Erschienen in Lichterfelde West Journal August/September 2017
Rund 1,6 Menschen in Deutschland leben mit Demenz, einer Kombination von Symptomen zunehmenden Abbaus kognitiver, emotionaler und sozialer Fähigkeiten. Verschiedenste Ursachen können dafür verantwortlich sein.
In ihrem gewohnten Lebensraum sind sie je nach Schweregrad der Erkrankung auf Betreuung und Unterstützung angewiesen, die häufig von den Angehörigen kommt. Mit der Erkrankung schwindet oft auch die Lebensqualität. Rückzug aus der Gesellschaft und Isolation erfahren dann nicht nur die Erkrankten selbst, sonder auch die begleitenden Angehörigen. Dass dies nicht mehr zwangsläufig so sein muss, ist der Diakonie-Initiative zu verdanken, die 2004 Projekte für Menschen mit Demenz auf den Weg brachte.
Doch auch die Betroffenen selbst – Erkrankte wie Angehörige – sind gefordert: Sie müssen den Mut aufbringen, sich zu öffnen und die angebotene Unterstützung anzunehmen.

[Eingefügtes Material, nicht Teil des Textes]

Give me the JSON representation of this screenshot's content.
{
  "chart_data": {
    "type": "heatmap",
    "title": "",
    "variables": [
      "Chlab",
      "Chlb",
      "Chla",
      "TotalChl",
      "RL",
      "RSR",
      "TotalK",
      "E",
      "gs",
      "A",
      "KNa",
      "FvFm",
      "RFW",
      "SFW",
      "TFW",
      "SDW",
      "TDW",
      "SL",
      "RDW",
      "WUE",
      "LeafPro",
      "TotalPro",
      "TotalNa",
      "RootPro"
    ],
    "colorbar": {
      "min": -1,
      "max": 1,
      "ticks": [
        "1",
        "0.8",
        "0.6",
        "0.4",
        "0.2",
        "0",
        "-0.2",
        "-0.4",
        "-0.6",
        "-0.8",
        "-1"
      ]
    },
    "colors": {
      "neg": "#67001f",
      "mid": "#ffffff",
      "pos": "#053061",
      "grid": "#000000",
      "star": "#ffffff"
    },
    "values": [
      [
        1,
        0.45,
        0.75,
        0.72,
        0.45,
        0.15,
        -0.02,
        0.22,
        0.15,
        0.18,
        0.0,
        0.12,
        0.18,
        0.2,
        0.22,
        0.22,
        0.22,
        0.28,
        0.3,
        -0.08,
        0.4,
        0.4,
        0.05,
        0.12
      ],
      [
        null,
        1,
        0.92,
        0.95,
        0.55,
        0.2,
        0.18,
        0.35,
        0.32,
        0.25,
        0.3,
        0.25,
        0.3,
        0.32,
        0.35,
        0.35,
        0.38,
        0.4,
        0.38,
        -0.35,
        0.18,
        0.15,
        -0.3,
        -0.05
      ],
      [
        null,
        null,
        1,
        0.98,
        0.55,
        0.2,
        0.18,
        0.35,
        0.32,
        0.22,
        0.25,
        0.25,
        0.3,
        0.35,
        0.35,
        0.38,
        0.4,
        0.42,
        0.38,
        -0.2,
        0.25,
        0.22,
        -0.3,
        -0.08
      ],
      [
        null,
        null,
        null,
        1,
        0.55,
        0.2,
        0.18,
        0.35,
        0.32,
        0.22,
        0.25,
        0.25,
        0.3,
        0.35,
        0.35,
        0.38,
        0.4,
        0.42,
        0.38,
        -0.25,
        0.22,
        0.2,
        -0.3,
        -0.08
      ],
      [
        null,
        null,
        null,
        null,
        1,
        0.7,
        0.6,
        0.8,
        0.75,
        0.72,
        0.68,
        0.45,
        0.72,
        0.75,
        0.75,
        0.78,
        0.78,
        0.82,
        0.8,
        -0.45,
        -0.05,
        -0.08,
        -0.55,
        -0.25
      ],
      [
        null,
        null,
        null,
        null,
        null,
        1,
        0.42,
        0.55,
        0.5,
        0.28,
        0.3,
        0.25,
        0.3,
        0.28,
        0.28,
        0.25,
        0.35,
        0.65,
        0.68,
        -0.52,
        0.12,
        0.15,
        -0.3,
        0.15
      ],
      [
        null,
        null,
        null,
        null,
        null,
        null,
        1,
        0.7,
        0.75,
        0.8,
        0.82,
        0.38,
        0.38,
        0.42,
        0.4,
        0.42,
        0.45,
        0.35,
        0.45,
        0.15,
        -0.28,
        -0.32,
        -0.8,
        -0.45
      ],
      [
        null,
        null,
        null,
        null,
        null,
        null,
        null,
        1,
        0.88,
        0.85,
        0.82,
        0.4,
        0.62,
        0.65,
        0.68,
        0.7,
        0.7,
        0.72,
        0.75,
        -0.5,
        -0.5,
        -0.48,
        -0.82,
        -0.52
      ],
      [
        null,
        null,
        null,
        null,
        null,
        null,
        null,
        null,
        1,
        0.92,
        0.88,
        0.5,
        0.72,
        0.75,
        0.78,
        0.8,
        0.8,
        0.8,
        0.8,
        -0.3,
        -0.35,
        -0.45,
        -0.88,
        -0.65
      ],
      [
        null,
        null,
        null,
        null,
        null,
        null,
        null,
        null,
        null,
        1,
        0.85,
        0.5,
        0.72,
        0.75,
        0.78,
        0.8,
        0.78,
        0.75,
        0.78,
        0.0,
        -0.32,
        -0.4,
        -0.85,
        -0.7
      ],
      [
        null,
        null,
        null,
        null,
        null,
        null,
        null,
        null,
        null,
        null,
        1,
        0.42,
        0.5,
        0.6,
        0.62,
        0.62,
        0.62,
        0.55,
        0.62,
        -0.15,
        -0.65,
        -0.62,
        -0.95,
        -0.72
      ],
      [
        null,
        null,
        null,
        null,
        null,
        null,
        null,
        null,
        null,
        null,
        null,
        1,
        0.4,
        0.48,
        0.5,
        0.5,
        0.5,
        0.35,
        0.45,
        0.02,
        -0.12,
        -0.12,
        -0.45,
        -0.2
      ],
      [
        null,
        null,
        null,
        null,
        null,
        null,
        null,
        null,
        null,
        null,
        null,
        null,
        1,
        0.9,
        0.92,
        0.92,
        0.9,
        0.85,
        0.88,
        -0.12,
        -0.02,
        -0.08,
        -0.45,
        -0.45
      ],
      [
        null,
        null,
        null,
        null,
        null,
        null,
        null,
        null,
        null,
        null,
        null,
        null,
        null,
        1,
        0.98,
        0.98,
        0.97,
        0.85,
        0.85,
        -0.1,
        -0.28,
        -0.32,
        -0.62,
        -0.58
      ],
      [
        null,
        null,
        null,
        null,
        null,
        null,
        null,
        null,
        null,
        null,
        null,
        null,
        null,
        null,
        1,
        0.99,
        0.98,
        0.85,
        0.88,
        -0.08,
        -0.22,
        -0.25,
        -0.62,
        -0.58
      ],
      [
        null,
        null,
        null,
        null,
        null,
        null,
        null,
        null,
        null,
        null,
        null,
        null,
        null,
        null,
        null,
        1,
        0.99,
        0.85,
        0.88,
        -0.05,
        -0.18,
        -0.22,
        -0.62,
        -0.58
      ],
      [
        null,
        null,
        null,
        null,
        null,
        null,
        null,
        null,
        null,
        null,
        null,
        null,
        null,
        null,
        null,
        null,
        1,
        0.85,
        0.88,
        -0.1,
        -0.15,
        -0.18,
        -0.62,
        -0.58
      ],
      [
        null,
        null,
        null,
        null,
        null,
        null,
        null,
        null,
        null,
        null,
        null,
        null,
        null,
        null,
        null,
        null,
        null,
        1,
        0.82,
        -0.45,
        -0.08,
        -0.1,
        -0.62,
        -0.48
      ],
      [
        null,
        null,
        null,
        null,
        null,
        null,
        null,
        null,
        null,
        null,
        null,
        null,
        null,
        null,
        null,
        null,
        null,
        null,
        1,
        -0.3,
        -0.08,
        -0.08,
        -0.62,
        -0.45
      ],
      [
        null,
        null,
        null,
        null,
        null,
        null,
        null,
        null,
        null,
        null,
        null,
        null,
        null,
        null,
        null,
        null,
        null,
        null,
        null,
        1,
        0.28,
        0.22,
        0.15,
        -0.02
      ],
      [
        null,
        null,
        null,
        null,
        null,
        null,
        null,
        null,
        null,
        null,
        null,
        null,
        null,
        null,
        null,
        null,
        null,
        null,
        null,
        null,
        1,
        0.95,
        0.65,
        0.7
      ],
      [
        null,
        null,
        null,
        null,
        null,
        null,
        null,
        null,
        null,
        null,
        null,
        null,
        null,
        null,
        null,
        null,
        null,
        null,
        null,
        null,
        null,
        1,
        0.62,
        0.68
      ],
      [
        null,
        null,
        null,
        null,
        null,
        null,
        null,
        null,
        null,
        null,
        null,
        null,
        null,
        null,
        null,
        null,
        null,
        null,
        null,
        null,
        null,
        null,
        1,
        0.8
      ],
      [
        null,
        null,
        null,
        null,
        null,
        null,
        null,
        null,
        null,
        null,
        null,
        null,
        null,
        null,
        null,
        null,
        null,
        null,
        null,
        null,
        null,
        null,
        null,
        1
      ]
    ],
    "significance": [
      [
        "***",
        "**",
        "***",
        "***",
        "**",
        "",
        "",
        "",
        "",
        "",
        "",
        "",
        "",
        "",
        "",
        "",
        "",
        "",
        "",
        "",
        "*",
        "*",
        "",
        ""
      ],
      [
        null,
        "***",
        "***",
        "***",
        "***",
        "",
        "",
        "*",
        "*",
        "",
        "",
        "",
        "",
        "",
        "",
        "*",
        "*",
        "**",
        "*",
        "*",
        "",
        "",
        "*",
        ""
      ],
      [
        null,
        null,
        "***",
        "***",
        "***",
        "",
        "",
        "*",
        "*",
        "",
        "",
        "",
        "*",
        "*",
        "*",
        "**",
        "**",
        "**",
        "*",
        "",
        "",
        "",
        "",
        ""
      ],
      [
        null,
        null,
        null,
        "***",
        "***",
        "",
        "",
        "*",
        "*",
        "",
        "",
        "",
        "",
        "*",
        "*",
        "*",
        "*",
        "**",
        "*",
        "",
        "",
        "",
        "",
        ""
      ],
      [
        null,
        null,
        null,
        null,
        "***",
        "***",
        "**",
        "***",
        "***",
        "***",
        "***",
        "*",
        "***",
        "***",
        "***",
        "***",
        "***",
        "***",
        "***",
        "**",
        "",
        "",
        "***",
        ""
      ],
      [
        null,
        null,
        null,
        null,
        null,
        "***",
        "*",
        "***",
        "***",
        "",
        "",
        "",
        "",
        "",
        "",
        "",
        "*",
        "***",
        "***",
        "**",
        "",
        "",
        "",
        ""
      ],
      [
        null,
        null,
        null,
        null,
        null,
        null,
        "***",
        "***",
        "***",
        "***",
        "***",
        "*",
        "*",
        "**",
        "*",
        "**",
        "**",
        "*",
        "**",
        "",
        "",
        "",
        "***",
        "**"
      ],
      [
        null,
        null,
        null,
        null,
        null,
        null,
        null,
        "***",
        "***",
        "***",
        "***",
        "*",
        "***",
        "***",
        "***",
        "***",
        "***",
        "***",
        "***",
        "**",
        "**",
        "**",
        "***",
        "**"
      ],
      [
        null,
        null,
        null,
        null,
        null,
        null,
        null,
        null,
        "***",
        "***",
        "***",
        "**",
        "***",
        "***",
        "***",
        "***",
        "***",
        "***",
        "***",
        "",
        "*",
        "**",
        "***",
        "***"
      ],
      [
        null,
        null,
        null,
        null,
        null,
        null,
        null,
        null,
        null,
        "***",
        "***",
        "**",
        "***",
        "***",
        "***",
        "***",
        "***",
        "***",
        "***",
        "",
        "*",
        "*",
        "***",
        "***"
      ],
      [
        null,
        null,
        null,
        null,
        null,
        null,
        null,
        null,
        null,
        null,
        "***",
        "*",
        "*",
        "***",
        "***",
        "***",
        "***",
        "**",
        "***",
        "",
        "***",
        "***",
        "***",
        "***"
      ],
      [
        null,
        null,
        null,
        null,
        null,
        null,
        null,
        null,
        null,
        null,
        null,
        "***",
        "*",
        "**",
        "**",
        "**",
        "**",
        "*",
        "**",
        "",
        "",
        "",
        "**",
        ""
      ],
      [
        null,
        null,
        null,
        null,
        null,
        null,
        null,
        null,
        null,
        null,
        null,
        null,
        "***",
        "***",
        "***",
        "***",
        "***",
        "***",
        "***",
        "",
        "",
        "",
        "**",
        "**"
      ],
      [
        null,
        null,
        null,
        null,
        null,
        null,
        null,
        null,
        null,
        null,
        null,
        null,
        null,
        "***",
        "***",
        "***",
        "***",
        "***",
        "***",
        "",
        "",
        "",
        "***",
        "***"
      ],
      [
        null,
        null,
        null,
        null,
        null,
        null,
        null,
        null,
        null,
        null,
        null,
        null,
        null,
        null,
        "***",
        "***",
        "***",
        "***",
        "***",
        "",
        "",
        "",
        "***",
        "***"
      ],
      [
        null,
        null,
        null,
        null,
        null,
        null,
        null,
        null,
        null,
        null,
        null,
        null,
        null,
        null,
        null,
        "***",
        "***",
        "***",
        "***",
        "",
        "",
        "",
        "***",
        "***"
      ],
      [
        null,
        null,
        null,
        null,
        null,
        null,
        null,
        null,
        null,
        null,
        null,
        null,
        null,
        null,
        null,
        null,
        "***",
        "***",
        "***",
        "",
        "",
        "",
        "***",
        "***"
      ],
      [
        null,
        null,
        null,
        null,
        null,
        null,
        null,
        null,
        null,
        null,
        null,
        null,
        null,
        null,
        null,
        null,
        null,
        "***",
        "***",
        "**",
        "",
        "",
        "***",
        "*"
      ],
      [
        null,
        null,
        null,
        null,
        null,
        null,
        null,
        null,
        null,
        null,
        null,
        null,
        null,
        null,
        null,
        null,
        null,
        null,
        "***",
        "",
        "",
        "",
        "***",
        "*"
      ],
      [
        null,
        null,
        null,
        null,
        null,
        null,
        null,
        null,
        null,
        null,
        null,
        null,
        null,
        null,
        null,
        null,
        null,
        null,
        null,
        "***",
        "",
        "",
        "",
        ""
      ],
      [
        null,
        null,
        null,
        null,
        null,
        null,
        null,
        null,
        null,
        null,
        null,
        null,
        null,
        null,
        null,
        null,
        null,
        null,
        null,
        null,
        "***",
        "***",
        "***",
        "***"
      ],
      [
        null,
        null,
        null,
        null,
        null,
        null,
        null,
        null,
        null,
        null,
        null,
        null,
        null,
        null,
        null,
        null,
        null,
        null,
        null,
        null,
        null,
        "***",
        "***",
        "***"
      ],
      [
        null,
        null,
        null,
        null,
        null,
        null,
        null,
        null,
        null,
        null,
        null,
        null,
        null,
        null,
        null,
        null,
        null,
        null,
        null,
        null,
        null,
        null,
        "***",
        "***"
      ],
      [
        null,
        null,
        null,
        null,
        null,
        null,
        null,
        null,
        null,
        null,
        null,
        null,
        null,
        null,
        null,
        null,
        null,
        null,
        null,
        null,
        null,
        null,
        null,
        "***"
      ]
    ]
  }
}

Ein Projektträger ist der Diakonieverein Lankwitz e. V. in der Kaiser-Wilhelm-Straße 75-79. Er bietet mit der von Pflegekassen und Senat anerkannten „Diakonie-Haltestelle Lankwitz“ stundenweise Betreuung in Lankwitz für zu Hause lebende Menschen mit Demenz und damit eine Perspektive hin zu mehr Lebensqualität und Wohlbefinden. Die Beratung und Begleitung ist kostenfrei, sie beinhaltet die Hilfe bei Antragsstellung oder Vermittlung alltagserleichternder Leistungen.
Für die Betreuung wird ein Leistungsentgelt erhoben. Da Personen, die nach § 45a SGB XI „einen erheblichen Bedarf an allgemeiner Beaufsichtigung und Betreuung“ haben, monatlich bis zu 125 Euro von der Pflegekasse erstattet bekommen, können sie daraus die Betreuungsstunden zahlen. Die ihnen entstehenden Kosten dafür sind gering und liegen bei etwa 10 Euro pro Stunde.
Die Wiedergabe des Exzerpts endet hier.